Sexual liberation may be an effective buzzword, but what’s sexier than promiscuous, in-your-face sex? Not having a sexually transmitted disease due to having multiple sexual partners.  What’s sexier than being adept at “harnessing” sexual liberation? Not suffering from anxiety and depression due to choosing a lifestyle that promised liberty and only caused psychological imprisonment.

Ignore Modern Feminism

The modern feminist movement has scrambled so far from the origin of the feminist movement—one dedicated to equality—that it not only tarnishes its honorable past but damns any hope for its future. One of the unfortunate, and by now prosaic, hallmarks of feminism is this twisted equation: Ideology coupled with whining equals more whining, typically about the “patriarchal” system feminists have found themselves suffering within.

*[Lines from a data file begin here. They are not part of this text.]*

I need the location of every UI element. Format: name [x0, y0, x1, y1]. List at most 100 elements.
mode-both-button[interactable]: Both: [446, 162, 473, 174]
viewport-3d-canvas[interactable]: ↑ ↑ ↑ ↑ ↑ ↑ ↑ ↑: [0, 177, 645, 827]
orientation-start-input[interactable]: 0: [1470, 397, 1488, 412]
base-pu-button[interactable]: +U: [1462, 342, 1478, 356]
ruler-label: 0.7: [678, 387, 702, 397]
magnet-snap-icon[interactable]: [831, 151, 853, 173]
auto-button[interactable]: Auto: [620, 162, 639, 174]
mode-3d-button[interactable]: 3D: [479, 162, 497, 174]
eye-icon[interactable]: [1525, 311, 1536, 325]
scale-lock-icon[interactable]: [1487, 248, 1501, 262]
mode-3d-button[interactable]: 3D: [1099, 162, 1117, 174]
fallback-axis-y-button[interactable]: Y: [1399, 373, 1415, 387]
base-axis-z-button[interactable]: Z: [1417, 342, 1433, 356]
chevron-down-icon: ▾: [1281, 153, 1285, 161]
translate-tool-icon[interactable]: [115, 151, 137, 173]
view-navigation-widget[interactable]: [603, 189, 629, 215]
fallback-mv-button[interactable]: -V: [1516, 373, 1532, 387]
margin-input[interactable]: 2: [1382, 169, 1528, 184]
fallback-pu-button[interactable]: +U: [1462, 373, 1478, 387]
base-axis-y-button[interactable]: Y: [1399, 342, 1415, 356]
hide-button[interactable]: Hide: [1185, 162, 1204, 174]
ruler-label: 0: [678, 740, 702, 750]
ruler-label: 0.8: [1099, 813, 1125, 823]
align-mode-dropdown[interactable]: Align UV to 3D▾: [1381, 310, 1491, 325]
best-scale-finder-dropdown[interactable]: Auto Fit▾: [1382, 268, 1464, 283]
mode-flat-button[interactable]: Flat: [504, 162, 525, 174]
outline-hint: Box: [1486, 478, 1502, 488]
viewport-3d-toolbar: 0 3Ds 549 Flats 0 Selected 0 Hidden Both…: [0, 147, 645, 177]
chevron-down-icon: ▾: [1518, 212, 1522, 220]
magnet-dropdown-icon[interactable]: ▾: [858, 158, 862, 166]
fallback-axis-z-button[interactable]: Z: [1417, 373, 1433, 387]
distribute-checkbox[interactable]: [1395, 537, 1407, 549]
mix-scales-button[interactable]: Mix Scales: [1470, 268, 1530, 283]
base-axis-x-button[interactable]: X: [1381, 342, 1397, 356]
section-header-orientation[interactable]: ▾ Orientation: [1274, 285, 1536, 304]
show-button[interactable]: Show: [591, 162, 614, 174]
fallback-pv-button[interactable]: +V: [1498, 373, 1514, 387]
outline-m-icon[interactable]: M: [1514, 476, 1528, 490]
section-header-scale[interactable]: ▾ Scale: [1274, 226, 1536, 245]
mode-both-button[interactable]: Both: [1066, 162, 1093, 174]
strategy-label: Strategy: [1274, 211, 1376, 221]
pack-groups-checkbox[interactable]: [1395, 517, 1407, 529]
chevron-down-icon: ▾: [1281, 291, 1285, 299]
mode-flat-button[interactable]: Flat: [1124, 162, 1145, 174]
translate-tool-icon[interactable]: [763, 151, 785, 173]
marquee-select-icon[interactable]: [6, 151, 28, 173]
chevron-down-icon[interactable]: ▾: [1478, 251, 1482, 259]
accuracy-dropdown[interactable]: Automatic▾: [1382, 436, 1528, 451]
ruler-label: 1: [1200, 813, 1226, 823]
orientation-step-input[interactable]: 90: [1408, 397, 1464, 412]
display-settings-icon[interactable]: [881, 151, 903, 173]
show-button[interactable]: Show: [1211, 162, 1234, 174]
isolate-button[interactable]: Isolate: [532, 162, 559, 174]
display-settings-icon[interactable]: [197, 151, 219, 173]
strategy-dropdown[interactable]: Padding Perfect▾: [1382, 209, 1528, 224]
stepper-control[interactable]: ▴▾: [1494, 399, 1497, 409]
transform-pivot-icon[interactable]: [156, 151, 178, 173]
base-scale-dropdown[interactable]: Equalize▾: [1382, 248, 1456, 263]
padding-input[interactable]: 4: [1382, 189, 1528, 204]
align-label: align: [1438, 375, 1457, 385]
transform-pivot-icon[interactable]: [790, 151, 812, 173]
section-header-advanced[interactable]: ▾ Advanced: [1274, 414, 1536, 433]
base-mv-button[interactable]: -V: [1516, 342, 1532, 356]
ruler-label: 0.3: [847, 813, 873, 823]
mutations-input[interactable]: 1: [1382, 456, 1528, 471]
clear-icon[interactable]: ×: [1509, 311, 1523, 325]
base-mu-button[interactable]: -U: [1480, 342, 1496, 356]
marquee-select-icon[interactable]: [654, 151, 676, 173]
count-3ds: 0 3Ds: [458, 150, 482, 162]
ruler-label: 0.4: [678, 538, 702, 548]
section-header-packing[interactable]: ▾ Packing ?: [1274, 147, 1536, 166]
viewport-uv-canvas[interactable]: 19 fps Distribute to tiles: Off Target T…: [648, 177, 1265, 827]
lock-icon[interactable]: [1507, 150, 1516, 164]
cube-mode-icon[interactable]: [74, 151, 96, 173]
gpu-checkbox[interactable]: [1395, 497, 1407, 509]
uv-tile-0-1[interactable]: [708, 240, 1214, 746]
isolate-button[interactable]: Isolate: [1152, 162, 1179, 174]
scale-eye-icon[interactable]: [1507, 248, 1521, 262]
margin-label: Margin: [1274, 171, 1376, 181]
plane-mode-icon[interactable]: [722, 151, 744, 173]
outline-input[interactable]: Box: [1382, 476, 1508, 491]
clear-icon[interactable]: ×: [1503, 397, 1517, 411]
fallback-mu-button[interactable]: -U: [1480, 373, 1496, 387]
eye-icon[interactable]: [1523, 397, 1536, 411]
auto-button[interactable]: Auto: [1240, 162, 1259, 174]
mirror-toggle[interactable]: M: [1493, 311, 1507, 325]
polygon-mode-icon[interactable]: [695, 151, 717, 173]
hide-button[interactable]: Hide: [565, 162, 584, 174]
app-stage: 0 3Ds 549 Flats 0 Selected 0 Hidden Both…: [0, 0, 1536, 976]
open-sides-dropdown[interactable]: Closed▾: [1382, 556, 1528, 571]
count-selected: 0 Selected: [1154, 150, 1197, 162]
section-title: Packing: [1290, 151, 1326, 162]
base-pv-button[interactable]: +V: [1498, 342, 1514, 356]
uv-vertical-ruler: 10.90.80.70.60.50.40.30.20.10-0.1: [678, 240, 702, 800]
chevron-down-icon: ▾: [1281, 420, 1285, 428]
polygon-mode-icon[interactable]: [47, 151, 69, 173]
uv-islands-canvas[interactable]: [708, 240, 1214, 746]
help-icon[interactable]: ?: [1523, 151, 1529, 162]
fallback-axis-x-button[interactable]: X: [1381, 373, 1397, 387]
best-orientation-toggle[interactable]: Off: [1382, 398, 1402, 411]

Since when is it sexy to give a woman a job over a man merely because she’s a woman?

Feminism was never supposed to be sexy. It was supposed to salvage what an unaware patriarchy had pushed aside. When feminism as a movement started broadcasting “sexy” as a mantra, rather than “equality,” it not only defeated its purpose but reveled in its own irony: Since when is it sexy to give a woman a job over a man merely because she’s a woman?

You know what’s sexier than modern-day feminism? Women who, rather than over-exalt their feminine traits, simply embrace their God-given qualities in a way that encourages and edifies the people in their lives, whether publicly or privately. Women who, rather than eschew men in general because of their hard-wired traits, appreciate the many characteristics men embody that aid our society. (God help us all if the world were filled with only women!). Women who, rather than claim they need no man, can do anything better than a man, and in fact, spread propaganda about how men are prowling beasts, educate themselves with facts, not feelings, about the differences between and rights of men and women.

Equal rights and opportunities for women, which were elemental to the first wave of feminism, encouraged appreciating women for their feminine qualities, not the belief that they should receive positions merely because of their sex, or lord their sexuality over men. A true feminist not only believes her worth to be equal to that of a man’s, but that his worth is just as equal, albeit different. What’s sexier than that? Certainly not Justin Trudeau or his politics.